Jessica M. Gutierrez
Bachelor's Degree in Music, 2015
Jessica M. Gutierrez is an ethnomusicologist-in-training with research interests in Mexico, Native American music, music in video games, indigenous studies, music and identity, and ethnography. She is fascinated by how native peoples in the Americas not only maintain, but celebrate their traditions through music and dance. In her current research, she is using Diamond’s Alliance Studies Model (2007) as the primary analytical framework to trace cultural and historical connections to a famous Zapotec- Mexican song and dance. Jessica has presented highlights from this project at the 2015 Northern California Chapter for the Society of Ethnomusicology (NCCSEM) Conference and has forthcoming presentations at the Undergraduate Research Conference and to the Music Department at UC Davis in the spring. In 2015, she earned a Chancellor’s Award for Excellence in Undergraduate Research.
In addition to research, Jessica’s long-term goal is to better connect the knowledge practices in academia to the communities they serve.
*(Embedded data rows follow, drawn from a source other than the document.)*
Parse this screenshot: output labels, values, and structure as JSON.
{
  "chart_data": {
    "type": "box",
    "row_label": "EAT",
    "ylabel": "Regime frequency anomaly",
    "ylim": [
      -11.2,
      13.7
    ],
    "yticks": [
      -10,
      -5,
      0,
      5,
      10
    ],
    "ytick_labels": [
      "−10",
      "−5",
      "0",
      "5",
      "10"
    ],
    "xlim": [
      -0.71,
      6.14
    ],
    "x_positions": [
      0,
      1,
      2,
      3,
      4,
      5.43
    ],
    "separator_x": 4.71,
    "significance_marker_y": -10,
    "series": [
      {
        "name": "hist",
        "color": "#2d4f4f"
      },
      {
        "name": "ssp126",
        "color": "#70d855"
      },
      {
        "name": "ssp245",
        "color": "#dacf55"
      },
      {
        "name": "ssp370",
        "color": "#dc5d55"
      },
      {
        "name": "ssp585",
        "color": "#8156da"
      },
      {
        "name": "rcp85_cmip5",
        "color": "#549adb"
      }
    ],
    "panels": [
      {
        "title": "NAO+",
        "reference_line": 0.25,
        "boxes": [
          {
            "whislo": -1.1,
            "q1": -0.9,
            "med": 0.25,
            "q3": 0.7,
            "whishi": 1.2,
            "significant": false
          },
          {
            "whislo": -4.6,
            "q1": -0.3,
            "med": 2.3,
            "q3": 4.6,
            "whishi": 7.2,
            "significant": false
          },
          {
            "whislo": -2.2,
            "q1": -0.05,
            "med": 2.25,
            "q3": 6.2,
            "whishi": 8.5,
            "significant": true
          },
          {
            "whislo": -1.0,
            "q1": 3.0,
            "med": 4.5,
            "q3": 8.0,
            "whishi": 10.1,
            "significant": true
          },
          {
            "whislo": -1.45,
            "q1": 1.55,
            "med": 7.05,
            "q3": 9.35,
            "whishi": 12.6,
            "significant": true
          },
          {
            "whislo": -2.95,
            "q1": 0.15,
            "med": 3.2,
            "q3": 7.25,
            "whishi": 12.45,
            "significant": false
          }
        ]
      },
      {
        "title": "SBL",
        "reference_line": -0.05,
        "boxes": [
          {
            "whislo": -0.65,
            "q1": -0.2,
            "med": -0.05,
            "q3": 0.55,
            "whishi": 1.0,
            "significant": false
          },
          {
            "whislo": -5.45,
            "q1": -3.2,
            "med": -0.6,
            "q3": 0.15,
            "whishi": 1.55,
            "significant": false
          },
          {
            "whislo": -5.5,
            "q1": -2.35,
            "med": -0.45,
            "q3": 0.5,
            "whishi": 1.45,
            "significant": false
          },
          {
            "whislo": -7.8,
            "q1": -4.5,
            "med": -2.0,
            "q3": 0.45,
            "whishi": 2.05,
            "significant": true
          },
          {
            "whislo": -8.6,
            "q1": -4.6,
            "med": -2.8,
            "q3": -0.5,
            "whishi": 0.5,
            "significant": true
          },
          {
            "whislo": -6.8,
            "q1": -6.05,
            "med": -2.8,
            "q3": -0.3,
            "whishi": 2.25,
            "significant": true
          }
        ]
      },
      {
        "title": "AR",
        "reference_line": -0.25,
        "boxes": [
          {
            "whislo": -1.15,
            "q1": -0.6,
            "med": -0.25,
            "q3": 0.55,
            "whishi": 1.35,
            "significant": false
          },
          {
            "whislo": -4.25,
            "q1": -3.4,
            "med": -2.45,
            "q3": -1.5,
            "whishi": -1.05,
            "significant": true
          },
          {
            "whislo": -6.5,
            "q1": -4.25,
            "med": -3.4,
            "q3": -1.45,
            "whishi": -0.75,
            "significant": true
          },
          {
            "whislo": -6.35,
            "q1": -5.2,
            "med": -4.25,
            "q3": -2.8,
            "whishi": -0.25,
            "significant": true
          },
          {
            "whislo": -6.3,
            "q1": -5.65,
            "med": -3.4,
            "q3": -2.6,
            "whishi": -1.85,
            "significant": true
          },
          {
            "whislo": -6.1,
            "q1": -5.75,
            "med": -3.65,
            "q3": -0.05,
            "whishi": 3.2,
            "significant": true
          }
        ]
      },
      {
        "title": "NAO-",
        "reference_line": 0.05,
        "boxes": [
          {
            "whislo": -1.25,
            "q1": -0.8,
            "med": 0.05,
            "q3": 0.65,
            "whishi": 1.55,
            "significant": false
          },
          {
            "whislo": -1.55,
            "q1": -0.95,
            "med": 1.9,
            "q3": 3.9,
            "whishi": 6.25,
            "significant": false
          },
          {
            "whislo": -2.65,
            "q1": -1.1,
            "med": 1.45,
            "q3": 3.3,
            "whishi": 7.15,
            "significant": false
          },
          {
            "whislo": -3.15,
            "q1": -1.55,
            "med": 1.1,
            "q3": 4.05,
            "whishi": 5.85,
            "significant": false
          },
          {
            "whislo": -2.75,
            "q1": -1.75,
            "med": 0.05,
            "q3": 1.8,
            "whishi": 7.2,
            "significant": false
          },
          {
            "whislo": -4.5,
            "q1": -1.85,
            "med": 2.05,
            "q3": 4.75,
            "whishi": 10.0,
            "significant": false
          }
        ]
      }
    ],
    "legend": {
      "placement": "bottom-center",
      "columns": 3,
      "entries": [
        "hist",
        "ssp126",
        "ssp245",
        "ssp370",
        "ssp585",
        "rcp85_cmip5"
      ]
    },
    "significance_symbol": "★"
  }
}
She helped co-create a course on Native American Music and Dance that introduces the diversity of indigenous music as well as give students hands-on, participatory activities in order for them to better explore elements of indigenous identities, performance practices, and the significance of performance contexts. From offering this class with alternative ways of teaching, Jessica has learned that higher education can offer more than just training for future professions. She believes a successful professor gives students a whole new perspective of the world or even themselves, and guides them to achieve their academic goals and aspirations.